There are three ways to get paid on a multifamily transaction.
After you’ve invested in a multifamily property, you’ll want to know where you’re going to make your money.
If you were to be operating in the single-family home business, you’d expect to either make profits from your cash flow or from selling on the property you have renovated.
In the multifamily mindset, there are three main ways to get paid and they are all far more lucrative and profitable than the single-family mindset.
Acquisition fees
Acquisition fees are the first way we get paid in the multifamily real estate and is the payment we get as soon as a deal closes.
As an operator, you’d usually get paid an acquisition fee for finding and structuring the deal, putting it all together, and overseeing it.
And you’d expect to be paid between 3% to 5% of the purchase price of the deal for your part in the transaction. But by moving a few numbers around and overseeing the transaction we can move that number up to around 4% or 5%.
Depending on the size of the transaction you’re facilitating, an acquisition fee can make you quite a lot of money. For example, we participated in a 40 unit sale north of Charlotte in North Carolina, which cost $1.1 million. With a 4% acquisition fee on that, we made 44,000 dollars.
But that’s peanuts and we’ve had acquisition fees totaling $1.8 million in the past.
A pretty lucrative way to make money, no?
Cashflow
There are two different types of cash flow.
The first is passive income. This is typically gaining income from something where you’re not at a job every day of the week. For example, you can be an asset manager, taking cash from an appreciating asset, or collecting rental income from a multifamily property.
Active income is the opposite. People with an active income are those usually working a classic 9-5 job and if they aren’t fulfilling their hours or cannot work for whatever reason, then they won’t be getting paid.

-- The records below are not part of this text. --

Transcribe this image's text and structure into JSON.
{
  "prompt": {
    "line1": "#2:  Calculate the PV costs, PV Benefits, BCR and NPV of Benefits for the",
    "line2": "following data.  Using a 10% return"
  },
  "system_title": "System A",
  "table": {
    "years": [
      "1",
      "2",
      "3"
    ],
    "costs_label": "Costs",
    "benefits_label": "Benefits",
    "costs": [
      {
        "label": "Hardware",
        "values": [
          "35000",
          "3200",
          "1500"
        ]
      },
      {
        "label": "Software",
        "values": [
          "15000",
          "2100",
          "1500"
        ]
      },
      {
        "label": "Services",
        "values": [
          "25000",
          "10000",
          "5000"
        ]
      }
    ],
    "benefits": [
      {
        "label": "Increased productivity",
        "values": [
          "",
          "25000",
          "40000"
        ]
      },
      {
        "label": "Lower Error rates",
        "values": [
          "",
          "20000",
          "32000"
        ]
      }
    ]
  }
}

The multifamily mindset can give you the freedom and flexibility to earn a more than comfortable living, while either not having to work a full-time job, or even giving you the flexibility to just work on the side, as and when you want.
Investing in multifamily real estate will also give you the freedom and flexibility to spend time with your family, go on holiday, or even just take up a new hobby.
You can make a ton of money as an accountant or lawyer, and you might feel secure in your job. But one day you could from nowhere be made redundant.
How many people have lost their jobs because of the coronavirus pandemic? Millions.
And unless they’ve found a new job pretty quickly, a lot of these people will, unfortunately, struggle to pay their bills and support their families.
With the multifamily mindset, you won’t have this job insecurity.
Sure there is a greater risk involved when you buy into a multifamily property, but so long as you know you can turn a profit through your investments and can keep your properties occupied, you will continue to make money, without the need for a nine to five job.
Plus you’ll be your own boss, and the harder you work and invest in more properties, the greater your cumulative cash flow income will be.
Equity
This is where we get the big checks.
Working a 9 to 5 job and living from paycheck to paycheck isn’t a great lifestyle to have.
Trying to save and support your family with this lifestyle is particularly difficult.
With education fees for your kids, hospital bills for your parents, and bills to pay on top of that, you’ll barely see any of your paycheck sitting in your account before it leaves again.
And pulling in a big check from an equity payout on your multifamily investment would never go amiss, would it?
Equity payments are the biggest way you can make money in multifamily real estate, we’re talking figures in excess of $100,000. This will easily pay off those medical bills or education subsidies for your kids.
Why don’t we flip single-family homes anymore?
Simply put multifamily properties are just way more lucrative.
As well as the increased wealth that comes with it, the multifamily strategy comes with a heap of non-monetary advantages that can improve your lifestyle.
When we talk about active and passive income, active income will restrict your lifestyle a lot, allowing you less time to spend with your family, and can force you to live paycheck to paycheck.
Plus in single family real estate, you can flip 15 to 20 different properties, and still only make the same amount as you might on one multifamily property. Constantly having to purchase new properties, gut them, and refurb them makes it an active income arrangement, and if you’re not flipping houses, then you’re not making money.
Dissimilarly, you can hold a multifamily property for up to around 7 years, have passive income coming in every month, and receive a large equity payout when you’re ready to sell the property on.
Think about the long game and think about the lifestyle you want to have when deciding if the multifamily strategy is right for you.